Strata 2015 post mortem: Does the Hadoop market have a glass ceiling?

The move of this year’s west coast Strata HadoopWorld conference to the same venue as Hadoop Summit gave the event a bit of a mano a mano air: who can throw the bigger, louder party?

But show business dynamics aside, the net takeaway from these events is looking at milestones in the development of the ecosystem. Indeed, the brunt of our time was spent “speed dating” with third party tools and applications that are steadily addressing the white space in the Big Data and Hadoop markets. While our sampling is hardly representative, we saw growth, not only from the usual suspects from the data warehousing world, but also from a growing population of vendors who are aiming to package machine learning algorithms, real-time streaming, more granular data security, along with new domains such as entity analytics. Databricks, inventor of Spark, announced in a keynote a new DataFrames initiative to make it easier for R and Python programmers accustomed to working on laptops to easily commandeer and configure clusters to run their computations using Spark.

Immediately preceding the festivities, the Open Data Platform initiative announced its existence, and Cloudera announced its $100 million 2014 numbers – ground we already covered. After the event, Hortonworks did its first quarterly financial call. Depending on how you count, they did nearly $50 million business last year; but the billings, which signify the pipeline, came in at $87 million. Hortonworks closed an impressive 99 new customers in Q4. There’s little question that Hortonworks has momentum, but right now, so does everybody. We’re at a stage in the market where a rising tide is lifting all boats; even the smallest Hadoop player – Pivotal – grew from token revenues to our estimate of $20 million Hadoop sales last year.

At this point, there’s nowhere for the Hadoop market to go but up, as we estimate that the paid enterprise installed base (at roughly 1200 – 1500) as just a fraction of the potential base. Or in revenues, our estimate of $325 million for 2014 (Hadoop subscriptions and related professional services, but not including third party software or services), up against $10 billion+ for the database market. Given that Hadoop is just a speck compared to the overall database market, what is the realistic addressable market?

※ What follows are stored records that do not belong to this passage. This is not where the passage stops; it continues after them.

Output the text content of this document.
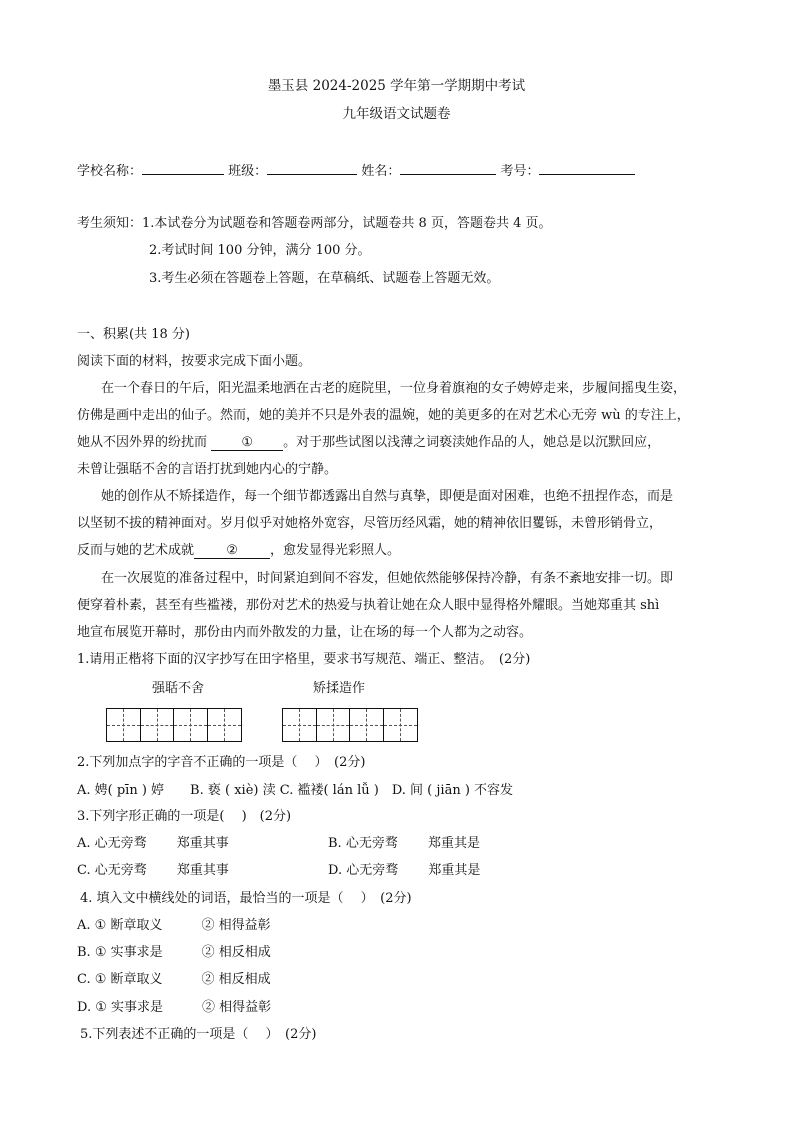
墨玉县 2024-2025 学年第一学期期中考试
九年级语文试题卷
学校名称：	班级：	姓名：	考号：
考生须知：1.本试卷分为试题卷和答题卷两部分，试题卷共 8 页，答题卷共 4 页。
2.考试时间 100 分钟，满分 100 分。
3.考生必须在答题卷上答题，在草稿纸、试题卷上答题无效。
一、积累(共 18 分)
阅读下面的材料，按要求完成下面小题。
在一个春日的午后，阳光温柔地洒在古老的庭院里，一位身着旗袍的女子娉婷走来，步履间摇曳生姿，
仿佛是画中走出的仙子。然而，她的美并不只是外表的温婉，她的美更多的在对艺术心无旁 wù 的专注上，
她从不因外界的纷扰而	① 。对于那些试图以浅薄之词亵渎她作品的人，她总是以沉默回应，
未曾让强聒不舍的言语打扰到她内心的宁静。
她的创作从不矫揉造作，每一个细节都透露出自然与真挚，即便是面对困难，也绝不扭捏作态，而是
以坚韧不拔的精神面对。岁月似乎对她格外宽容，尽管历经风霜，她的精神依旧矍铄，未曾形销骨立，
反而与她的艺术成就 ② ，愈发显得光彩照人。
在一次展览的准备过程中，时间紧迫到间不容发，但她依然能够保持冷静，有条不紊地安排一切。即
便穿着朴素，甚至有些褴褛，那份对艺术的热爱与执着让她在众人眼中显得格外耀眼。当她郑重其 shì
地宣布展览开幕时，那份由内而外散发的力量，让在场的每一个人都为之动容。
1.请用正楷将下面的汉字抄写在田字格里，要求书写规范、端正、整洁。　(2分)
强聒不舍	矫揉造作
2.下列加点字的字音不正确的一项是（　 ）　(2分)
A. 娉( pīn ) 婷　　B. 亵 ( xiè) 渎 C. 褴褛( lán lǚ )　D. 间 ( jiān ) 不容发
3.下列字形正确的一项是(　 )　(2分)
A. 心无旁骛　　 郑重其事	B. 心无旁骛　　 郑重其是
C. 心无旁骛　　 郑重其事	D. 心无旁骛　　 郑重其是
4. 填入文中横线处的词语，最恰当的一项是（　 ）　(2分)
A. ① 断章取义　　　② 相得益彰
B. ① 实事求是　　　② 相反相成
C. ① 断章取义　　　② 相反相成
D. ① 实事求是　　　② 相得益彰
5.下列表述不正确的一项是（　 ）　(2分)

Keep in mind that while Hadoop may shift some data warehouse workloads, the real picture is not necessarily a zero sum game, but the commoditization of the core database business. Exhibit One: Oracle’s recent X5 engineered systems announcement designed to meet Cisco UCS at its commodity price point. Yes, there will be some contention, as databases are converging and overlapping, competing for many of the same use cases.

But the likely outcome is that organizations will use more data platforms and grow accustomed to paying more commodity process – whether that is through open source subscriptions or cloud pay-by-the-drink (or both). The value-add increasingly will come from housekeeping tools (e.g., data security; access control and authentication; data lineage and audit for compliance; cluster performance management and optimization; lifecycle and job management; query management and optimization in a heterogeneous environment).

The takeaway here is that the tasks normally associated with the care and feeding of a database, not to mention the governance of data, grow far more complex when superseding traditional enterprise data with Big Data. So the Hadoop subscription business may only grow so far, but that will be just the tip of the iceberg regarding the ultimate addressable market.